A critical examination of some of the metaphors associated with dementia has demonstrated the problematic consequences of popular discursive practices that associate dementia and later life with disaster. Medical and scientific discourses also tend to conflate dementia with crisis. Analyzing some of the cultural scripts about dementia and AD helps to reveal the underlying assumptions that infuse the political, social, and medical narratives that are told about these conditions. A close analysis of these stories may also help to educate the dementia care workforce by encouraging questions about the dominant stereotypes of people living with dementia (a study at the University of East Anglia [2012–2013] is investigating ways of educating care home staff about dementia by examining representations of the condition in novels, poems, and films).

These stories and stereotypes insistently distance us (without dementia) from them (with dementia) and may contribute to the feelings of isolation and stigma that those living with the conditions often express. Understanding the wider social stories that condition our responses toward those with dementia is a key way of ensuring that negative attitudes and practices are questioned rather than accepted. It is important to note that people with dementia are increasingly speaking for themselves. These personal accounts provide us with narratives that challenge the persistent association of dementia with decline and fall (as epitomized in many mainstream biopics). These individual memoirs also contribute to new perspectives on what the experience of living with dementia may entail.

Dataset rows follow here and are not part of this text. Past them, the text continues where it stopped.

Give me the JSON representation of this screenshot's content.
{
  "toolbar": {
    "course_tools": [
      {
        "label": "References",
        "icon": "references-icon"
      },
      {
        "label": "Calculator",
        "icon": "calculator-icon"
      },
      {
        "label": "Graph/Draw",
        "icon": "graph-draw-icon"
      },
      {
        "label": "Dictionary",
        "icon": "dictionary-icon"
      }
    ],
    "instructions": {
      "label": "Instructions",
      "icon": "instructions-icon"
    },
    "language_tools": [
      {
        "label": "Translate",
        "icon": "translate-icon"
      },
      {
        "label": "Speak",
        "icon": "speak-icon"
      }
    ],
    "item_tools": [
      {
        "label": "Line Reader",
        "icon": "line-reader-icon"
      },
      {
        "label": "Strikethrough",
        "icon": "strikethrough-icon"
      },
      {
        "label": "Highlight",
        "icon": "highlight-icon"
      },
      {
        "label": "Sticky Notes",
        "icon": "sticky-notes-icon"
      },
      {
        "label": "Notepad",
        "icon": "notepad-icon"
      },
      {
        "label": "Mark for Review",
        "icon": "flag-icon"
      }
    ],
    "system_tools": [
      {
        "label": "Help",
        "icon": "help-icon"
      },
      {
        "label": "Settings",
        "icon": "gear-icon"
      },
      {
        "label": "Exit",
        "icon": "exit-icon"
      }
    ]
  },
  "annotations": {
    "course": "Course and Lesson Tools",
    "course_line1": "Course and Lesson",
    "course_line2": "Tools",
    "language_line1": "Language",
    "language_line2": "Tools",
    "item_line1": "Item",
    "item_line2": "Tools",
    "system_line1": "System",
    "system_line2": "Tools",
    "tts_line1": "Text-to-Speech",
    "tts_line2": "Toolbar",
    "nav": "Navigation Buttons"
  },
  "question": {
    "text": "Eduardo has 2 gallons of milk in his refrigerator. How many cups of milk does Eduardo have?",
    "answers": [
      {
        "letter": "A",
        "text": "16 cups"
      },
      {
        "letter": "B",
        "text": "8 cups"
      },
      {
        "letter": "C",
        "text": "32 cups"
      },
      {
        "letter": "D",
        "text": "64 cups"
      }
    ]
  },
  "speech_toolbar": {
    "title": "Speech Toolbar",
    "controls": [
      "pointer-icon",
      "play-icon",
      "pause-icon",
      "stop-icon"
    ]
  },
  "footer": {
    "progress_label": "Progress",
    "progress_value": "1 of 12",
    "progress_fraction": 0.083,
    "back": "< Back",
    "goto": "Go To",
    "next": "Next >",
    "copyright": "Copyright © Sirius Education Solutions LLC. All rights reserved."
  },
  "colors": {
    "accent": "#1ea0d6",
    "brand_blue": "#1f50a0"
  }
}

In addition, this article considers the way in which dementia itself has become a metaphor. This is demonstrated through reference to diverse art forms that juxtapose dementia with the conditions of postmodern capitalist life, particularly, the historical amnesia of this epoch. In these narratives, dementia is not something to be looked at in a forensic or distanced way. Rather, it is an inherent part of who we all are; just as Prospero in “The Tempest” is forced to admit: . . . this thing of darkness I/Acknowledge mine.” (Act 5, sc.1 267–276). Dementia in these accounts becomes a metaphor not only for the way society can disintegrate but also as a lens through which we might be able to see more clearly. After all, to tell stories about dementia and those who live with it, is also to reveal who we really are.

Above all, dementia must be understood as it is contextual and diachronic. Those who research dementia and those who work with people living with dementia may benefit from considering the powerful sway of the wider cultural narratives in which they are inscribed.

Acknowledgments

I am indebted to the work of Dr. Claire Hilton, a consultant old age psychiatrist whose paper on metaphor and simile in psychogeriatrics has been extremely helpful and to a paper by Professor Cohen-Shalev on the representation of Alzheimer’s Disease in film. These papers are both awaiting publication. I have also benefitted from the critical insights of Professor David Jolley. An early version of this article was presented at the British Society of Gerontology (BSG) annual conference in July 2012. Finally, the anonymous reviewers of this article provided crucial clarifications and direction.